Class action lawsuits were filed against various grocery stores alleging violations of California’s Unfair Competition Law (UCL) and Consumers Legal Remedies Act (CLRA) by “[selling] artificially colored farmed salmon without disclosing to consumers the use of color additives”; ultimately, the separate class actions were coordinated and in March 2004 a coordinated class action complaint was filed. Farm Raised Salmon Cases, ___ Cal.4th ___, 72 Cal.Rptr.3d 112, 116 (Cal. 2008). The coordinated class action complaint that alleged “fish farmers feed farm-raised salmon the chemicals astaxanthin and canthaxanthin to obtain a color of flesh resembling that of wild salmon,” that without these chemicals the farm-raised salmon would appear “grayish,” and that “consumers believe the color of salmon is an indication of its origin, quality, freshness, flavor, and other characteristics.” _Id._ According to the class action allegations, consumers are misled into believing that colored farm-raised salmon is actually wild salmon, _id._ The class action further alleged that artificially colored salmon raises health concerns, and that state and federal laws “require food labeling to state that farmed salmon is artificially colored and defendants failed to comply with those requirements.” _Id._ Defense attorneys demurred to the class action complaint in part on the ground that the state law claims were preempted by the federal Food, Drug, and Cosmetic Act (FDCA), which precludes private enforcement; the trial court agreed and dismissed the class action. _Id._, at 116-17. The Court of Appeal also held that plaintiffs’ state law claims were preempted by the FDCA because they are “predicated on a violation of the FDCA”; it therefore affirmed the judgment in favor of the defendants. _Id._, at 117. The California Supreme Court reversed.

After summarizing that the FDCA prohibits the misbranding of any food, and that “a food is…deemed misbranded if ‘[i]t bears or contains any … artificial coloring … unless it bears labeling stating that fact ….,’” the Supreme Court noted that “FDA regulations permit the use of the chemical substances astaxanthin and canthaxanthin in ‘the feed of salmonid fish’ as color additives ‘to enhance the pink to orange-red color of the flesh of salmonid fish.’” Farm Raised Salmon, at 117 (citations omitted). The FDA provides various means of disclosing the existence of these chemicals, the presence of which “must be declared as prescribed by the FDA,” id., at 117-18 (citations omitted). Congress also enacted the Nutrition Labeling and Education Act of 1990 (NLEA) “to create uniform national standards regarding the labeling of food and to prevent states from adopting inconsistent requirements with respect to the labeling of nutrients.” Id., at 118 (citation omitted). The NLEA thus expressly preempts state laws that affect “any food in interstate commerce,” including “any requirement for the labeling of food of the type required by section … 343(k) of this title that is not identical to the requirement of such section,” id. (citation omitted). Thus, state laws impliedly “may establish their own requirements pertaining to the labeling of artificially colored food so long as their requirements are identical to those contained in the FDCA in section 343(k).” Id.
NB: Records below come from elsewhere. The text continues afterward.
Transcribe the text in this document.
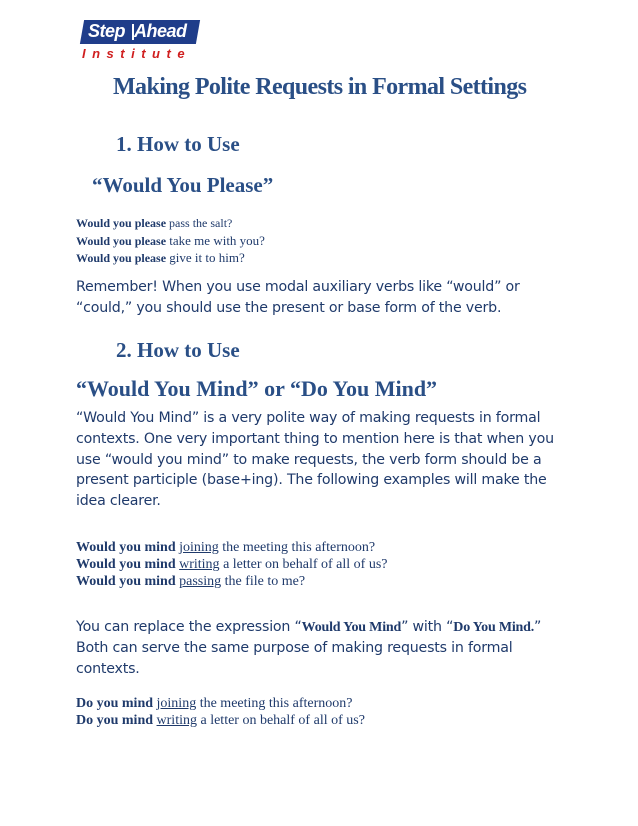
Step Ahead
Institute
Making Polite Requests in Formal Settings
1. How to Use
“Would You Please”
Would you please pass the salt?
Would you please take me with you?
Would you please give it to him?
Remember! When you use modal auxiliary verbs like “would” or
“could,” you should use the present or base form of the verb.
2. How to Use
“Would You Mind” or “Do You Mind”
“Would You Mind” is a very polite way of making requests in formal
contexts. One very important thing to mention here is that when you
use “would you mind” to make requests, the verb form should be a
present participle (base+ing). The following examples will make the
idea clearer.
Would you mind joining the meeting this afternoon?
Would you mind writing a letter on behalf of all of us?
Would you mind passing the file to me?
You can replace the expression “Would You Mind” with “Do You Mind.”
Both can serve the same purpose of making requests in formal
contexts.
Do you mind joining the meeting this afternoon?
Do you mind writing a letter on behalf of all of us?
After a detailed analysis, see Farm Raised Salmon, at 119-28, the Supreme Court reversed. The Court summarized its holdings at pages 115 and 116 as follows: “We conclude that [FDCA] section 337(a) does not preempt the action as plaintiffs do not seek to ‘enforce[], or to restrain violations’ of, the FDCA. (§ 337(a).) Rather, plaintiffs’ claims for deceptive marketing of food products are predicated on state laws establishing independent state disclosure requirements ‘identical to’ the disclosure requirements imposed by the FDCA, something Congress explicitly approved in section 343-1. (§ 343-1(a)(3).)” The Court further held that plaintiffs may pursue private rights of action to enforce such state laws, even though they are identical to the FDCA and even though such rights may not be enforceable under the FDCA. Id., at 128-29. Accordingly, it reversed the dismissal of the class action and remanded for further proceedings, id., at 129.